We’ve seen many different opinions of where the real estate market is heading, and what effect the present government shutdown will have on it. So what is actually happening on the street, and why?

Let’s start with the shutdown.

Confidence is the #1 reason people decide to look for a home to buy, it usually goes hand in hand with demand. A government shutdown and a potential further battle over the debt ceiling are not exactly positive news. Our collective confidence is still fragile as we celebrate exactly two years since the official bottom of the market. The worst recession for generations is still a clear and painful memory.  The result is that the average buyer is holding back and waiting to see how this all works out.  But are they right to do so?

Lending is the main casualty of the shutdown, with some delays/inabilities in getting information and approvals from point “a” to point “b” in the system.  If you have any concerns on this, call your mortgage broker for an expert opinion on how the shut down is effecting your lending product.  Although one can’t rule it out completely, I’d be surprised if many deals fail in the short term due to these issues.  Sellers will probably understand, and in any case, they may need to listen a little more carefully to their buyers than they have been of late.

So how does the market look right now?

The local market has cooled in all but the $2m sector (not many of those in downtown), and specifically in the sub $500,000 market, which has slowed strongly in the last month.  This is the key market for downtown Phoenix.  There are great stats that explain this. It’s not bad news, we are simply heading back to balance and that’s healthy.

Downtown Phoenix offers a mix of historic homes and modern condos.
Photo by David Newcombe

Here’s what’s happened. The market has increased at a stunningly fast rate for the last couple of years with prices climbing quickly.  Buyers have outnumbered sellers, the result being that really great deals have dried up along with foreclosures and short sales.  We’ve actually done so well that according to Michael Orr (WP Carey School of Business/Cromford Report) we will probably hit the $130/sf long term trend line around about December of this year.  In other words, we are nearly back to exactly where we should be price wise if we hadn’t had the massive overheat of the pre-recession market.
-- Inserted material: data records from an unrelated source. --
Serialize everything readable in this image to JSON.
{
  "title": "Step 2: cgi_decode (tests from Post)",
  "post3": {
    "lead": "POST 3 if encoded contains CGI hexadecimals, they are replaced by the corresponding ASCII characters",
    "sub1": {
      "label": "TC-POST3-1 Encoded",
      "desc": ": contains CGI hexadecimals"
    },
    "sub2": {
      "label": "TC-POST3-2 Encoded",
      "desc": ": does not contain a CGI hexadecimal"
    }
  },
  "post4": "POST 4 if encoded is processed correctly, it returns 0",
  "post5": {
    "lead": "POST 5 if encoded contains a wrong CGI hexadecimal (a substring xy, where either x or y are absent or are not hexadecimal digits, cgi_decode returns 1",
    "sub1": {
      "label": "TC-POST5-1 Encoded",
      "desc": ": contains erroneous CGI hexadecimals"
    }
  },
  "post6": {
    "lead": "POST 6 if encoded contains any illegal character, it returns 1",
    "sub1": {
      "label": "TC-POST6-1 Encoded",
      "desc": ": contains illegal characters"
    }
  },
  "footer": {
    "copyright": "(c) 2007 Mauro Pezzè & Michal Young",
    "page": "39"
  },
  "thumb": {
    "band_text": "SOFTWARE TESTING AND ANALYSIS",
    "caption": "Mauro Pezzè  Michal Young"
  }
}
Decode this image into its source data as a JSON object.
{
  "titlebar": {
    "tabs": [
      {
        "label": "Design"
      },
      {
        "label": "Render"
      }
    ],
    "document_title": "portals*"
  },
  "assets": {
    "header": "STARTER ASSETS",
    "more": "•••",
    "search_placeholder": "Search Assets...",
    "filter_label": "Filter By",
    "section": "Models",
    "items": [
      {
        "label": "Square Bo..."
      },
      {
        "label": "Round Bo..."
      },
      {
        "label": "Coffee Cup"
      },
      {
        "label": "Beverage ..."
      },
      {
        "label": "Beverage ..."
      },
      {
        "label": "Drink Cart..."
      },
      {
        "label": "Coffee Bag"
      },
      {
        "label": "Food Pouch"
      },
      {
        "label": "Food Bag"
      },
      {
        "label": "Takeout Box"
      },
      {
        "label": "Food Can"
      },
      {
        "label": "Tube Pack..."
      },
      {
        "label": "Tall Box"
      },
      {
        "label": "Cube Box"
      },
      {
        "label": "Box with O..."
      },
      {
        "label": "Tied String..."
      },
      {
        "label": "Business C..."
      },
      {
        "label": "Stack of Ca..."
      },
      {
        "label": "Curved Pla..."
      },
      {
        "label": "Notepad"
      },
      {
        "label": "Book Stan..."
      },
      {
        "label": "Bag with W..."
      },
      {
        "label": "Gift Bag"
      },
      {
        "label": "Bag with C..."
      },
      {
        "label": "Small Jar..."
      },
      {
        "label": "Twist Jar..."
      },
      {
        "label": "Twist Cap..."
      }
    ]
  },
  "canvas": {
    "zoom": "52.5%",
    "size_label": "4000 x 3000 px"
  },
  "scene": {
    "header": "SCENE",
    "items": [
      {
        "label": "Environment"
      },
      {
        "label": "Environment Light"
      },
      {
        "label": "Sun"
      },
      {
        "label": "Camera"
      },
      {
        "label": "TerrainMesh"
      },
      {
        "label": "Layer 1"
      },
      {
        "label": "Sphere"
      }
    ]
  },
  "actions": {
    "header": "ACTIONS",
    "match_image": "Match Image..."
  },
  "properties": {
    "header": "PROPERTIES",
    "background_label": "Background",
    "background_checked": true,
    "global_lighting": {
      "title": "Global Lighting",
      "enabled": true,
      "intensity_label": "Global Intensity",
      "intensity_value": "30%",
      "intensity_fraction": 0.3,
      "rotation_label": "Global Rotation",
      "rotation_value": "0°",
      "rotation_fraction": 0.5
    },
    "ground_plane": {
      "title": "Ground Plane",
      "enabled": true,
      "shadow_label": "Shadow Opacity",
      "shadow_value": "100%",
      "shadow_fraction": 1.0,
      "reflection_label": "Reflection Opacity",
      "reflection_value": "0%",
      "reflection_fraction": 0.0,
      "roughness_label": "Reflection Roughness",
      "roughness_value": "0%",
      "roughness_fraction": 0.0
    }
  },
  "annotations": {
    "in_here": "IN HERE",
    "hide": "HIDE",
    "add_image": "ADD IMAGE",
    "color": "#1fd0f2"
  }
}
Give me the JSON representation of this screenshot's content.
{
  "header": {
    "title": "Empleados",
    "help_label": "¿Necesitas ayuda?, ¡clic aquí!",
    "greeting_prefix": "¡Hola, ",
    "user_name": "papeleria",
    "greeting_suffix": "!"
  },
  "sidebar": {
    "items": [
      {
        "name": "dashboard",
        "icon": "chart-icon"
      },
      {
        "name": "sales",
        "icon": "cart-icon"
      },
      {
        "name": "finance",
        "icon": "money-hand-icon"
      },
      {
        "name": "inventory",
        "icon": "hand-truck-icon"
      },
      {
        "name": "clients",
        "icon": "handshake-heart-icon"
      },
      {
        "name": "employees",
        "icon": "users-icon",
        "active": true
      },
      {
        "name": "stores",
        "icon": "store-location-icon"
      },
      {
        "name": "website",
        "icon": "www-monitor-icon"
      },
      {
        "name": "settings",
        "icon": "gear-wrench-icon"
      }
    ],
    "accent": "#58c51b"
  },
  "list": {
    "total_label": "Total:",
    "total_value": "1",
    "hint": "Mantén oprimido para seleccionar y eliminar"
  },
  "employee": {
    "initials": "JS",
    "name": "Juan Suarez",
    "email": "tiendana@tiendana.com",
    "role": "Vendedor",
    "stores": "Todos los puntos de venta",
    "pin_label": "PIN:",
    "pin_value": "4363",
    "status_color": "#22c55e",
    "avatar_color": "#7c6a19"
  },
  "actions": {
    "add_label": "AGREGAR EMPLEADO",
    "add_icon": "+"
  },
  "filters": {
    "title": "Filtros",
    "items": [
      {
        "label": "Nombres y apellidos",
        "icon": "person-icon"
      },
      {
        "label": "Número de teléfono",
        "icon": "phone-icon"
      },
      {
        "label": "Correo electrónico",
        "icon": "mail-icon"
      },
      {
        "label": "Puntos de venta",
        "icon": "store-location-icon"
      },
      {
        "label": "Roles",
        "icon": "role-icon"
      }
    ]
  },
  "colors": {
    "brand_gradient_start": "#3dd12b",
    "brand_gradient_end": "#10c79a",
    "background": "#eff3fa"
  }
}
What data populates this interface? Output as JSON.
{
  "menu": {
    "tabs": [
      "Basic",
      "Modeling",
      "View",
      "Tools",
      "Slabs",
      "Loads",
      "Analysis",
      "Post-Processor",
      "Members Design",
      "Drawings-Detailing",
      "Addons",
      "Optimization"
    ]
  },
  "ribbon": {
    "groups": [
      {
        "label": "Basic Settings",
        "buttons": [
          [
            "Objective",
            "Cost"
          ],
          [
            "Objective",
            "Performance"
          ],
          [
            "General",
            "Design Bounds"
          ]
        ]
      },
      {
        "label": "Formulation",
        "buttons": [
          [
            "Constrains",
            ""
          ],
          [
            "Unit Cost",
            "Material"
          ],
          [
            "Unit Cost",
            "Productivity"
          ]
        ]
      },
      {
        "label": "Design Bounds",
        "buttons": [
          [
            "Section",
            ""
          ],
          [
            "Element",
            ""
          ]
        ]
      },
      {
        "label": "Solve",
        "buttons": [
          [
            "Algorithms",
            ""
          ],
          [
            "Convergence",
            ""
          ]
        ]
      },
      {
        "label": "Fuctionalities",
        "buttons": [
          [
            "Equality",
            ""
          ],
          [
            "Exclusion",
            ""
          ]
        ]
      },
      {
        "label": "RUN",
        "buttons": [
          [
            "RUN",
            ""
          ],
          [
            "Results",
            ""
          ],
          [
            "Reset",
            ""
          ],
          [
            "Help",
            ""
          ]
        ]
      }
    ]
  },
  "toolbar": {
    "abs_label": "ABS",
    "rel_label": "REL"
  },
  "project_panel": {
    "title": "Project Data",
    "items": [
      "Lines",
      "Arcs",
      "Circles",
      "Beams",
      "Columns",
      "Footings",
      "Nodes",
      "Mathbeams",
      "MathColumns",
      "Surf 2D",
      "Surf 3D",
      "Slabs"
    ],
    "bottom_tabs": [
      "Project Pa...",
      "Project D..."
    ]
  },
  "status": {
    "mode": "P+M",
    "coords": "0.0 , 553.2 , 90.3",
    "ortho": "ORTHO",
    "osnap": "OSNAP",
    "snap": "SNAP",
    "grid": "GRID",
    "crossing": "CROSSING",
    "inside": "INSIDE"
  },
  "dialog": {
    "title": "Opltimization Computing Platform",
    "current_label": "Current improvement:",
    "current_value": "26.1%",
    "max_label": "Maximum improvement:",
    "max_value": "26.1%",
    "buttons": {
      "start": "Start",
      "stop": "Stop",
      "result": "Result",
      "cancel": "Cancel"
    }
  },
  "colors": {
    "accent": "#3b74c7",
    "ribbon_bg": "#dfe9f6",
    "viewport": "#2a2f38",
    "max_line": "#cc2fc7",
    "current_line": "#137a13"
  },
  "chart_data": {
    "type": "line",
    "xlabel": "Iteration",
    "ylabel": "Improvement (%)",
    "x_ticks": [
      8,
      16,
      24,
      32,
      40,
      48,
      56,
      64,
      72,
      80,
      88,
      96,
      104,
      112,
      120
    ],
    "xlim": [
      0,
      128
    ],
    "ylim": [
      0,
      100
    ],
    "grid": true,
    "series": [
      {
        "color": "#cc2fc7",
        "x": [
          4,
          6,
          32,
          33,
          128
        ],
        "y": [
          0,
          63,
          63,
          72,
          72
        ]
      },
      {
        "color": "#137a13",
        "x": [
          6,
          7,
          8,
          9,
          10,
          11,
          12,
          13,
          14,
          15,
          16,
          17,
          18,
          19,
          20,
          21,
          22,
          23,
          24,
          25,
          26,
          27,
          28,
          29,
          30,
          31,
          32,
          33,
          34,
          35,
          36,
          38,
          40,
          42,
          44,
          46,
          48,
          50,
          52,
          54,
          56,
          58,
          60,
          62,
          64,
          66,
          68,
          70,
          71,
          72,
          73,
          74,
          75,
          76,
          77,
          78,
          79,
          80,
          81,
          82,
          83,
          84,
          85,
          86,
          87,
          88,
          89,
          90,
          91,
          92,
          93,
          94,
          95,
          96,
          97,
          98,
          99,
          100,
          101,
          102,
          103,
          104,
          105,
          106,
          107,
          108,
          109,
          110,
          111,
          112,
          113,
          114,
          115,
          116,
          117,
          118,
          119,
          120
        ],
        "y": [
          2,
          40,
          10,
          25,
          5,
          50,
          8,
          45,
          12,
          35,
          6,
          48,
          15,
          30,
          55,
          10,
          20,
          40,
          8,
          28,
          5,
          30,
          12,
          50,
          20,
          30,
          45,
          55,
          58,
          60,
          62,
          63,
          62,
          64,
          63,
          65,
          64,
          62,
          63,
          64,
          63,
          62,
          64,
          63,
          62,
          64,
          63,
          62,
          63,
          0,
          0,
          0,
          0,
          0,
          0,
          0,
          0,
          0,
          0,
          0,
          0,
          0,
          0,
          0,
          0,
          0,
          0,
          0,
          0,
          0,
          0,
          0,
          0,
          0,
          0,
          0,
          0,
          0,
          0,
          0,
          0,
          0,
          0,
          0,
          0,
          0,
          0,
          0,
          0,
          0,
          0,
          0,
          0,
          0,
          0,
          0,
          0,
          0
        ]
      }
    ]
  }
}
This month’s report by Orr clearly outlines our trajectory.  We still have very low inventory in most sectors, but we also have low demand.  Additionally, investors have pulled back sharply from purchasing.  28.7% of homes a year ago were investor purchases compared to 19.9% of homes today.  Second family home purchases are also down from 18.3% to 12.5% year over year.  That’s a lot of buyers that are no longer in the market, and it’s great news for the majority of normal buyers, simply looking for a home to live in.

The big picture is bright.  Have confidence in Phoenix which is about to change it up yet again.  Developers are finalizing plans to bring some really exciting new townhome and condominium product to downtown in 2014.  Warren Buffet just bought a major national real estate company.  The smart professional money is clearly on real estate. Even if you don’t have confidence in government right now you probably should in Warren Buffet. He’s usually right.